Die Grundlegung des Bildungsbegriff beginnt zur Zeit Platons durch die Paideia – Bildung als zentraler Wertbegriff. Damit verbunden ist die Möglichkeit der freiheitlichen Lebensgestaltung und eine Hinwendung zu Wissen und Erkenntnis. In seinem Werk Politeia verwendet Platon das Höhlengleichnis zur Klärung der Frage: Was bedeutet Bildung und wie sie ermöglicht werden kann.
Das Höhlengleichnis
In dem Höhlengleichnis müssen die Menschen in einer Höhle – der Schein-Welt – leben. Sie sind gefesselt und können nur auf eine Höhlenwand blicken. Das einzige Licht in der Höhle kommt von einem Feuer, zwischen diesem und den Gefangenen befindet sich eine Mauer. An der entlang andere Menschen Gegenstände, zum Unwissen der Gefangenen, vorbeitragen. Die Gefangenen sehen nur die Schatten der Gegenstände auf der Höhlenwand und halten diese für das Wahre.
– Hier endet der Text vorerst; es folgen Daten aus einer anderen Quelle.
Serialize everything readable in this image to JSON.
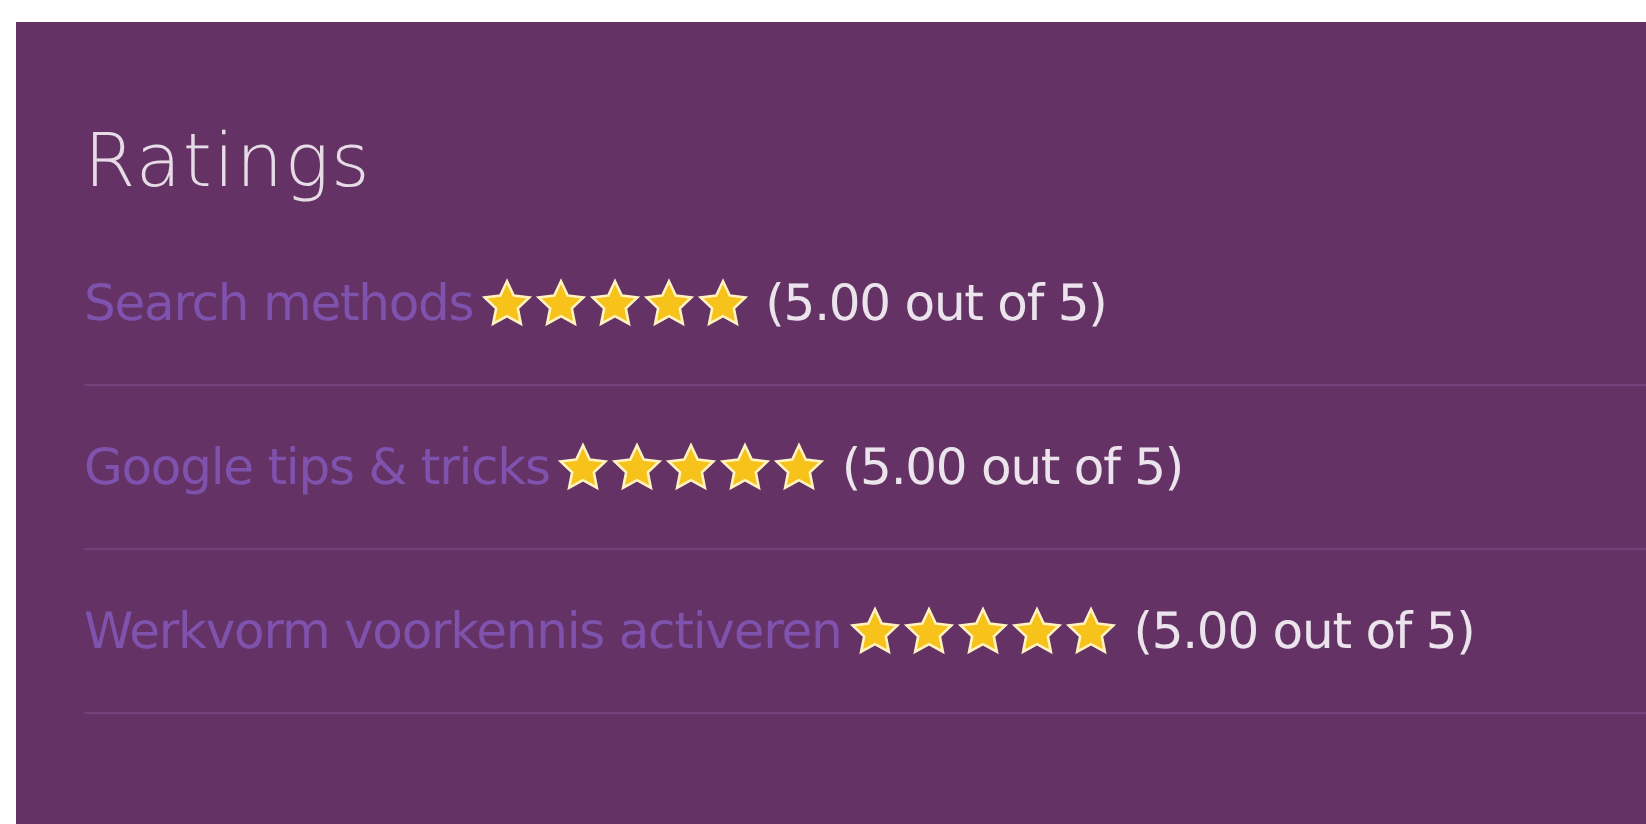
{
  "title": "Ratings",
  "ratings": [
    {
      "name": "Search methods",
      "stars": 5,
      "reading": "(5.00 out of 5)"
    },
    {
      "name": "Google tips & tricks",
      "stars": 5,
      "reading": "(5.00 out of 5)"
    },
    {
      "name": "Werkvorm voorkennis activeren",
      "stars": 5,
      "reading": "(5.00 out of 5)"
    }
  ]
}
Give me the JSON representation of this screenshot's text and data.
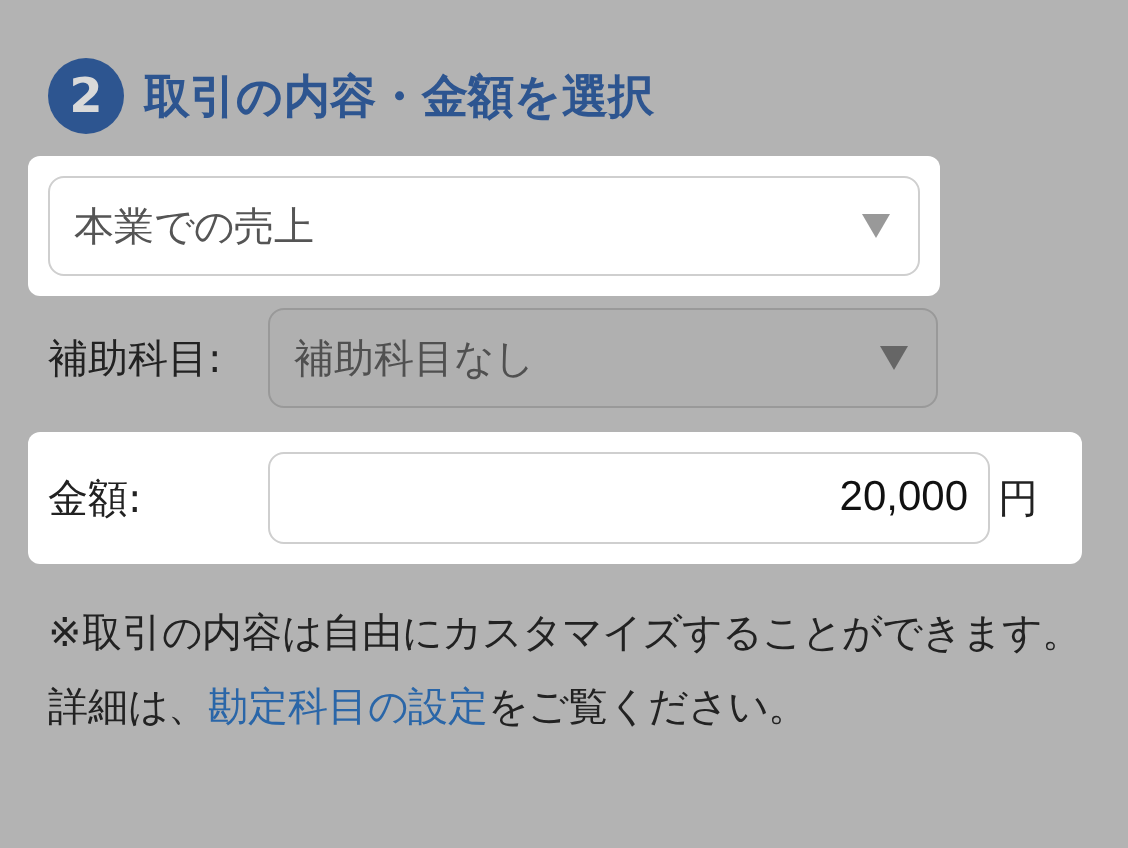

Einer der Gefangenen wird befreit und zum Ausgang der Höhle gezerrt. Die sich ihm zeigenden Dinge und Verhältnisse blenden und verwirren ihn. Er erkennt die Sonne – die Idee des Guten, die Sein-Welt – als das was alles zum Vorschein bringe, das Wahre, Zusammenhänge und die Wahrheit erkennen lässt.
Der Bildungsweg des Menschen beginnt nach Platon in der ihm sichtbaren Welt, die aber eine täuschende Erscheinung ist. Erst das Überschreiten von der sichtbaren in die denkbare Welt bringt die erhoffte Erkenntnis. Platon begreift Bildung als eine Transformation seiner selbst und damit auch als Arbeit an sich selbst. Diese Transformation zielt auf die Veränderung des Verhältnisses, dass der Mensch zu sich, zu seinen Mitmenschen und der Welt hatte. Diese Umwendung des Blicks wird als Periagoge bezeichnet – die Periagoge der Seele, von den Schatten der Dinge zu ihrem Sein.
Der so Befreite (Philosoph) erkennt die Höhle als Schein-Welt und kehrt in diesem Wissen in die Höhle zurück, um den anderen Gefangenen von der „wahren Welt“ zu berichten und sie aus der Höhle herauszuholen – hierin liegt die wichtige zweite Umwendung.
Leider hatten die Gefesselten Angst vor dem vor dem Ungewissen, das was außerhalb der Höhle zu existieren schien und töten den Befreiten 🙁.
Die Theorie in unserer Gegenwart
In Platons Bildungstheorie, also der Blick auf Bildung als Transformation, handelt es sich um einen inneren Prozess und einen veränderten Blickwinkel.
Die Bedeutung der Theorie in der Gegenwart erfasst die kulturellen, gesellschaftlichen und auch politischen Belange. Diese bedingen stets auch einen veränderten Blick, auf Identitäten und Begriffe.
Die Menschen, die in der Höhle sitzen und sich die Schattenbilder anschauen, können mit uns heute verglichen werden – blickend auf unsere Smartphones, gebannt von dem, was uns dort, z.B. in den Social Media gezeigt wird. Ist das, was wir sehen, die Wirklichkeit? Das Dargestellte ist leider oft die Scheinwelt – meist täuschend echt aufbereitet.
Der Bildungsprozess bei Platon wird angestoßen durch einen Impuls, der den richtigen Weg weist und neue Perspektiven eröffnet. Die heutigen Menschen aus ihrer Naivität herauszuholen und zu zeigen, dass sie das aus jener augenscheinlichen Wirklichkeit nicht immer glauben sollten. Es geht um das Setzen eines Zweifels und um die Aufforderung zu überprüfen – was ist Wirklichkeit?
Gemäß der platonischen Bildungstheorie nach T. Ballauff kann ein Mensch nur dann ein Wissender werden, wenn er emanzipatorische Gedanken (Befreiung), partizipatorische Gedanken (Aufstieg), theoretische Gedanken (Erkenntnis), periagogische Gedanken (Umlenkung), politisch-praktische Gedanken (Wissen) durchdacht hat.
Anders gesagt… frei machen von Ängsten, Zwängen und Vorurteilen und sich die Welt mit eigenen Augen zu erschließen und vor allem kritisch und mitdenkend zu verstehen.
Ein Perspektivenwechsel – seine eigene Meinung auch mal überdenken – zu gewissen Themen und vielleicht sogar Weltanschauungen, die einem erst durch den Bildungsprozess klar(er) werden.